Concrètement, quels sont les aliments dont la consommation doit être augmentée ou réduite ?

WW. « Par rapport aux apports actuels dans presque tous les pays, il s’agit d’augmenter la consommation de fruits, légumes, céréales complètes, noix, légumineuses, aliments à base de soja et poisson. Dans les pays à revenu élevé, cela suppose une réduction de la consommation de viande rouge, de volaille et, dans certains cas, d’œufs.  Dans certaines régions du monde, les quantités de ces aliments sont déjà égales ou inférieures à nos objectifs, et aucune réduction n’est donc nécessaire ».

L’assiette planétaire est-elle atteignable ? Quelles sont les conditions du succès pour atteindre cette alimentation ?

W.W. « Il s’agit d’un objectif réaliste ; ce modèle alimentaire est conforme au régime méditerranéen traditionnel et aux régimes traditionnels de nombreuses régions du monde.  Il peut être composé avec des aliments et des saveurs de presque tous les pays. Cependant, il reste beaucoup à faire pour y parvenir, notamment une éducation et une sensibilisation généralisées, ainsi que des politiques qui rendent ce régime abordable et accessible à tous ».

Avez-vous un conseil à donner pour concevoir facilement ce régime ?

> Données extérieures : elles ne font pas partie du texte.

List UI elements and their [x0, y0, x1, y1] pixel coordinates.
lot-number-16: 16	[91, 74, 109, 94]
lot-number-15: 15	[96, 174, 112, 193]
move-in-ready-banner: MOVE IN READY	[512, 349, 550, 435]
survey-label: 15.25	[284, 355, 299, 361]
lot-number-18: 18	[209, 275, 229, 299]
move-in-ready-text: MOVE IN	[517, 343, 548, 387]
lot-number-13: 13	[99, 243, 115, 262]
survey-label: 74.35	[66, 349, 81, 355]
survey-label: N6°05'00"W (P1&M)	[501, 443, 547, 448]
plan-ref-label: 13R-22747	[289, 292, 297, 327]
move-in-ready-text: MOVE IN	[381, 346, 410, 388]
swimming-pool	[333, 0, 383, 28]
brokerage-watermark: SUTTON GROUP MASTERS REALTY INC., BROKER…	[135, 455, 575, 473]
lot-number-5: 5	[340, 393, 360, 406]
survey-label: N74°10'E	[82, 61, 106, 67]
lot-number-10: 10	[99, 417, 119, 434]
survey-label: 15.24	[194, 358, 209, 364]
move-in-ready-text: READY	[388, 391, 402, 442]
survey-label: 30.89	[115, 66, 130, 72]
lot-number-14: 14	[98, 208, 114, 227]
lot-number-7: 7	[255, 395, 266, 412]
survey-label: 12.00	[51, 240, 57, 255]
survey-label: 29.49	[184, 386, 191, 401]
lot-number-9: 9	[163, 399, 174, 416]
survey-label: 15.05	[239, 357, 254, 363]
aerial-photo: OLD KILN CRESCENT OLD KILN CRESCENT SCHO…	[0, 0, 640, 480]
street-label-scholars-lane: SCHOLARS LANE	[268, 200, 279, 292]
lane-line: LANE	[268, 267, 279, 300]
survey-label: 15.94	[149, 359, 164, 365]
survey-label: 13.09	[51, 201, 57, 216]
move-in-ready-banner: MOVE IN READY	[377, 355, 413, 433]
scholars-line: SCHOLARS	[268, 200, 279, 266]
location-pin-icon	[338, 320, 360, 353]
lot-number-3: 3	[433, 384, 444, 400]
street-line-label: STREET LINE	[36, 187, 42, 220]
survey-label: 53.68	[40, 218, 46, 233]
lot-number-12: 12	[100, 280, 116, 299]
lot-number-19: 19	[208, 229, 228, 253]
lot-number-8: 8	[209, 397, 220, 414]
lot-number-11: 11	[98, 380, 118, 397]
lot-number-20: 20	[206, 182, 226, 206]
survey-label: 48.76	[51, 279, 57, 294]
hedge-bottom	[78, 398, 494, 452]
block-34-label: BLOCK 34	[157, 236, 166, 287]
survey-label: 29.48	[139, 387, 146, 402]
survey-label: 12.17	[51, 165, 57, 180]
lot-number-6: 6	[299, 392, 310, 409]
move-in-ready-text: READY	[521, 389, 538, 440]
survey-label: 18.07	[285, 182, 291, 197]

W.W. « Une façon simple de concevoir ce régime est de penser 1 + 1 pour les protéines animales : environ une portion de produits laitiers par jour et une portion par jour d’autres aliments d’origine animale (dont la viande rouge une fois par semaine).  À cela s’ajoutent des noix, des légumineuses et des aliments à base de soja, une consommation abondante de fruits et de légumes, des céréales complètes et des graisses saines. C’est assez simple, cela offre une grande diversité de saveurs merveilleuses. Nous devons faire de ce mode d’alimentation une nouvelle référence, car il est parfait pour la santé humaine et planétaire…. et peut être agréable ».